# 306edo

← 305edo | 306edo | 307edo → |

^{2}× 17(convergent)

**306 equal divisions of the octave** (abbreviated **306edo** or **306ed2**), also called **306-tone equal temperament** (**306tet**) or **306 equal temperament** (**306et**) when viewed under a regular temperament perspective, is the tuning system that divides the octave into 306 equal parts of about 3.92 ¢ each. Each step represents a frequency ratio of 2^{1/306}, or the 306th root of 2.
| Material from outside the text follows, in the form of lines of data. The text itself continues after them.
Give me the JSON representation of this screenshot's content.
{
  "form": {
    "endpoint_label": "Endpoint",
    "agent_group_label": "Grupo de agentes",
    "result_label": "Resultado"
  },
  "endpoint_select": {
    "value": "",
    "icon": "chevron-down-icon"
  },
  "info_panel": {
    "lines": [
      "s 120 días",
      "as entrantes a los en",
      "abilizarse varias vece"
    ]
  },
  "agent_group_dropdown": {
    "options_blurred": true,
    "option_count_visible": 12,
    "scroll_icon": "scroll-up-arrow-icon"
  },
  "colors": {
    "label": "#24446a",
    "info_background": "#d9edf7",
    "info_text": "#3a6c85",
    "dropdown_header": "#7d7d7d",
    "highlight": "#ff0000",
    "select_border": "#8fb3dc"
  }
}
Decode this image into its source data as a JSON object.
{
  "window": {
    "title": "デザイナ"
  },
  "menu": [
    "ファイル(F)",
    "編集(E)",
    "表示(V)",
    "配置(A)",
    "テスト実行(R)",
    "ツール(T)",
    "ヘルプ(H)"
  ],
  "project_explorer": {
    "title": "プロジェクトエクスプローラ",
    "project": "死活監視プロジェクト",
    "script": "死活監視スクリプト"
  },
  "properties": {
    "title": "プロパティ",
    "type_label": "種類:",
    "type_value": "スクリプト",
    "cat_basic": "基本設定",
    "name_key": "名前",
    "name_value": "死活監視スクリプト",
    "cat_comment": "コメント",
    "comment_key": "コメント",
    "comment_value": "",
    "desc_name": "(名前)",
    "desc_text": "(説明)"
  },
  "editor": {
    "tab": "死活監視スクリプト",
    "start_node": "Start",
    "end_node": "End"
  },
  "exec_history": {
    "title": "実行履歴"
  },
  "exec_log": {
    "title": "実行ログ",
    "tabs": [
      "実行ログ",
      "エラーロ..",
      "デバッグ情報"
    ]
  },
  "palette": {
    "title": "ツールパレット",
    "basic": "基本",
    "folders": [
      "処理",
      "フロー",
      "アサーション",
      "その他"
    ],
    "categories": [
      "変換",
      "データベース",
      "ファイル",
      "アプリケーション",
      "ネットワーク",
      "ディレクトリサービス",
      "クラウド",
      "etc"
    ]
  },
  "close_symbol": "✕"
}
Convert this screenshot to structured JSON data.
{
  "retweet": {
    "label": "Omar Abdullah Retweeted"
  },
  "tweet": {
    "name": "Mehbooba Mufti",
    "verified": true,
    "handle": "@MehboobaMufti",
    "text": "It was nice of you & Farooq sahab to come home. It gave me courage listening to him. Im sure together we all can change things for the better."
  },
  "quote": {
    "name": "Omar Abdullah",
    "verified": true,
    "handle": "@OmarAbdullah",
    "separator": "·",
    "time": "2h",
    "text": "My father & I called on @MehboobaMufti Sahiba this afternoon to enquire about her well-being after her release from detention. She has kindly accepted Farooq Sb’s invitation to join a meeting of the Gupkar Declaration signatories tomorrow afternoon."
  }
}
306edo provides a very accurate fifth, only 0.0058 cents stretched. In the 5-limit, the patent val tempers out 78732/78125 (sensipent comma), whereas the alternative 306c val tempers out 32805/32768 (schisma). In the 7-limit the patent val tempers out 6144/6125, whereas 306c tempers out 16875/16807. 306 is the denominator of 179\306, the continued fraction convergent after 31\53 and before 389\665 in the sequence of continued fraction approximations to to log_{2}(3/2). On the 2*306 subgroup 2.3.25.7.55 it takes the same values as 612edo.

### Prime harmonics

Harmonic | 2 | 3 | 5 | 7 | 11 | 13 | 17 | 19 | 23 | 29 | 31 | |
---|---|---|---|---|---|---|---|---|---|---|---|---|

Error | Absolute (¢) | +0.000 | +0.006 | +1.922 | -0.198 | +1.623 | -1.312 | +0.927 | +0.526 | -0.823 | +1.795 | +0.062 |

Relative (%) | +0.0 | +0.1 | +49.0 | -5.1 | +41.4 | -33.5 | +23.6 | +13.4 | -21.0 | +45.8 | +1.6 | |

Steps (reduced) |
306 (0) |
485 (179) |
711 (99) |
859 (247) |
1059 (141) |
1132 (214) |
1251 (27) |
1300 (76) |
1384 (160) |
1487 (263) |
1516 (292) |

### Subsets and supersets

Since 306 factors into 2 × 3^{2} × 17, 306edo has subset edos 2, 3, 6, 9, 17, 18, 34, 51, 102, and 153.